Sono tutte iniziative molto belle, utili e adeguatamente pubblicizzate. E’ difficile dire quanto di questo provenga dal genuino interesse dell’azienda verso il mondo e i propri dipendenti e quanto invece sia frutto di moda, calcolo e necessità di marketing. Però alla fine: che importa? E’ innegabile che siano iniziative utili, quindi per me tanto vale approfittarne sperando che si diffondano.
Ricordo che, quando lavoravo per Amnesty International, uno dei principali mezzi di persuasione verso i governi era il fatto di pubblicizzare quanto fossero “cattivi”. Il nostro obiettivo era far riconoscere diritti, i ministri di turno di certo non erano folgorati sulla via di Damasco, ma per noi contava l’obiettivo. Credo che anche qui l’importante è che questa mentalità prenda piede, se poi l’azienda ci crede davvero tanto meglio.
@mammamsterdam, vi siete fissate ‘co sto Dash, che è l’unico (o uno dei pochissimi) marchi che ha SEMPRE usato testimonial maschi. Adesso è bastata la mamma di coso, come si chiama, De Luigi, per scatenare il putiferio: giammai che una donna usi un detersivo per i panni! Eddaje.
Si chiama target. Prova a farmi uno spot di detersivi politicamente corretto, con due uomini omosessuali che lavorano part time e si dividono equamente i lavori di casa, e poi mi dici quanti ne vendi.
E’ ovvio che la pubblicità deve semplificare. Non ci vedo niente di sbagliato. Diventa tragico se le donne sono USATE come oggetti, come quelle che stanno ignude per publicizzare il silicone (e io mi scandalizzerei allo stesso modo epr l’uomo nudo che pubblicizza il detersivo: ma anche no).
Ma una signora di mezza età che pubblicizza il Dash, santocielo, che problema fa? Io il Dash non lo uso finché non diventa green, ma infatti ho ben capito che quella pubblicità non riguarda me.
Solo che mò non si può dire più la parola ‘mamma’, che guai: dal femminismo siamo passati al mammismo. Io non mi sento una specie protetta. Ho un paio di sinapsi al giorno (non di più…) che mi permettono di decidere cosa comprare, senza offendermi se Dash scrive: più mamma non si può.

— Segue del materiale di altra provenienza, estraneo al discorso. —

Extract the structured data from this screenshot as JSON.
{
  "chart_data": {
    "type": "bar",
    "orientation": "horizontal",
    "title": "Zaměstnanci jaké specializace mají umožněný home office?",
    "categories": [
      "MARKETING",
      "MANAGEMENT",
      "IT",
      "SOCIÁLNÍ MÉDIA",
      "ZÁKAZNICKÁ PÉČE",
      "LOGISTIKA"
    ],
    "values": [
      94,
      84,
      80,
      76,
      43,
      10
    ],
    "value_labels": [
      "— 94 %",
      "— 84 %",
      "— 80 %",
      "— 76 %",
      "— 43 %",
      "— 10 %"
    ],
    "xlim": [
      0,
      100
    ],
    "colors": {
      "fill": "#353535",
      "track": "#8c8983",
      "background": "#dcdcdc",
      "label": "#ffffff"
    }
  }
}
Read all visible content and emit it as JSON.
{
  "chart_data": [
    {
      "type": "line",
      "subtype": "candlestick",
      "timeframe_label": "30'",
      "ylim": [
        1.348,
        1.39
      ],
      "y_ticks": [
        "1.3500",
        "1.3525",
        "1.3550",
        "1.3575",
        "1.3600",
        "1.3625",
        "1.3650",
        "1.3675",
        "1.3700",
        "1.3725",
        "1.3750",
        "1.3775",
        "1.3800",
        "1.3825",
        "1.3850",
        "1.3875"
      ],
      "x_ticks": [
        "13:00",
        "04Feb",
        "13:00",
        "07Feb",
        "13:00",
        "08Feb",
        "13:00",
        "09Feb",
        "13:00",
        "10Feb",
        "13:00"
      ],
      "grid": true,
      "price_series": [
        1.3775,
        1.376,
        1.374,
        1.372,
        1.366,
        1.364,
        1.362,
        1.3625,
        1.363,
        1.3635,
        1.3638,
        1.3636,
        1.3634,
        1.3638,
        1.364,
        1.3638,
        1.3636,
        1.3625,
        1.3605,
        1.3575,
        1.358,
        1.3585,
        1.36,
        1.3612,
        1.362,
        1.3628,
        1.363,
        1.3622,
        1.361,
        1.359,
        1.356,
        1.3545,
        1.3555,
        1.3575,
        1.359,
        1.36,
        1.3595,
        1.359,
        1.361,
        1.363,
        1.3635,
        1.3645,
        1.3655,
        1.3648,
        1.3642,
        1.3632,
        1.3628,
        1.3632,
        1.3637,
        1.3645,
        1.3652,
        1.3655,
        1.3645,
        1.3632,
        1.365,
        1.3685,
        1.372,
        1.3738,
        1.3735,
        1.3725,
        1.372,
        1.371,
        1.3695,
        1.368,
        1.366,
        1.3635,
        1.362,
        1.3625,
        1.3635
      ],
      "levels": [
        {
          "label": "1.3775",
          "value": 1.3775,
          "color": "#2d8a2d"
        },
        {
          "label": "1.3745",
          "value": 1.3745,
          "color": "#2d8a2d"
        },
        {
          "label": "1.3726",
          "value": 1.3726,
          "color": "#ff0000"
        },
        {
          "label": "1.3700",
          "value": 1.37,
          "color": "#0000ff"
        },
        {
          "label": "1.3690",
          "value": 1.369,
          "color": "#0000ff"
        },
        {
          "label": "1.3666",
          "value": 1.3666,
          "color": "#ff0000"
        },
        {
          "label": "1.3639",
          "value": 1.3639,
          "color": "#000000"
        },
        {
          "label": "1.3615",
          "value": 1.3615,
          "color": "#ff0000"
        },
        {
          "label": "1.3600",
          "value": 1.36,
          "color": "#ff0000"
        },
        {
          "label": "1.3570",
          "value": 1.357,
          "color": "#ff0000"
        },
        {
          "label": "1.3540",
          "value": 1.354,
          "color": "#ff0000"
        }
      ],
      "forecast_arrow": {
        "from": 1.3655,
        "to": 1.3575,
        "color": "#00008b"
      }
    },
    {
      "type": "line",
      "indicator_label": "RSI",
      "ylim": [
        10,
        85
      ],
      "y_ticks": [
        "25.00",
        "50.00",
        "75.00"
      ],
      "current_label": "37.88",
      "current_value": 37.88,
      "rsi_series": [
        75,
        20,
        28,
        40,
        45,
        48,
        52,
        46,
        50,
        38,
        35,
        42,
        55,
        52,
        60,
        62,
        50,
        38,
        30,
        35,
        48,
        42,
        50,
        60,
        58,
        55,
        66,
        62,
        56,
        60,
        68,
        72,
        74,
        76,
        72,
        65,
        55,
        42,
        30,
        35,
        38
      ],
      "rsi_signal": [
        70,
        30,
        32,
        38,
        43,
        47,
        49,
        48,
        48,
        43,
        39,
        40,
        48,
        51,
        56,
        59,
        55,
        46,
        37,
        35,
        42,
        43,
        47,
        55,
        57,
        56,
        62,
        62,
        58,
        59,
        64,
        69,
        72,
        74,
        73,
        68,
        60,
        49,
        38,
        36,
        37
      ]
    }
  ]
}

Adesso si potrebbe proporlo alla dash, che finché non mi fa lo spot col bonazzo a torso nudo che stende i panni, su cui sto insistendo su parecchi blog ultimamente, vuol dire che non mi prende sul serio come consumatrice con tutti gli ormoni e le sue cosine a posto. Io volevo addirittura un corcorso a punti dove se compri tanto Dash te lo mandano a casa per fare una lezione su come piegare i panni in modo da non stirarli. Eddaje Dash, ti sto regalando idee marketing vincenti ed equosolidali, perché non mi dai retta?
@Claudia, ecco, grazie, l’hai detto meglio di me.
Beh, la Nestlè è una grossa multinazionale, sono sicura che ha deciso di “importare” anche in Italia delle iniziative che in altri Paesi erano in uso già da tempo. E in questo campo ben venga. Sono molto contenta, Silvia, che non sei riuscita a trovare la “sòla” in questa iniziativa, sono strasicura che la tua ricerca è stata molto minuziosa. Ogni tanto qualche buona notizia risolleva il morale.
@Giulia non sono molto d’accordo con quello che dici. La soddisfazione dei lavoratori di un’azienda in alcuni Paesi è una variabile molto considerata. All’assunzione, oltre al contratto da firmare, ti danno un opuscolo che descrive tutti i “benefit” a cui hai diritto. Oltre alle condizioni contrattuali, appunto. Più benefit ti offrono più avranno domande di lavoro da gente in gamba che vorrà lavorare lì, e in diversi Paesi l’elenco dei benefit pesa sulla scelta di lavorare in un’azienda e non in un’altra tanto quanto lo stipendio offerto. E’ il nostro mercato del lavoro che è molto vecchio da questo punto di vista. Certo, hai ragione sul fatto che più l’azienda è piccola e più tutto è difficile, ma da noi neanche le aziende grandi hanno di norma il nido/asilo aziendale, per dirne una.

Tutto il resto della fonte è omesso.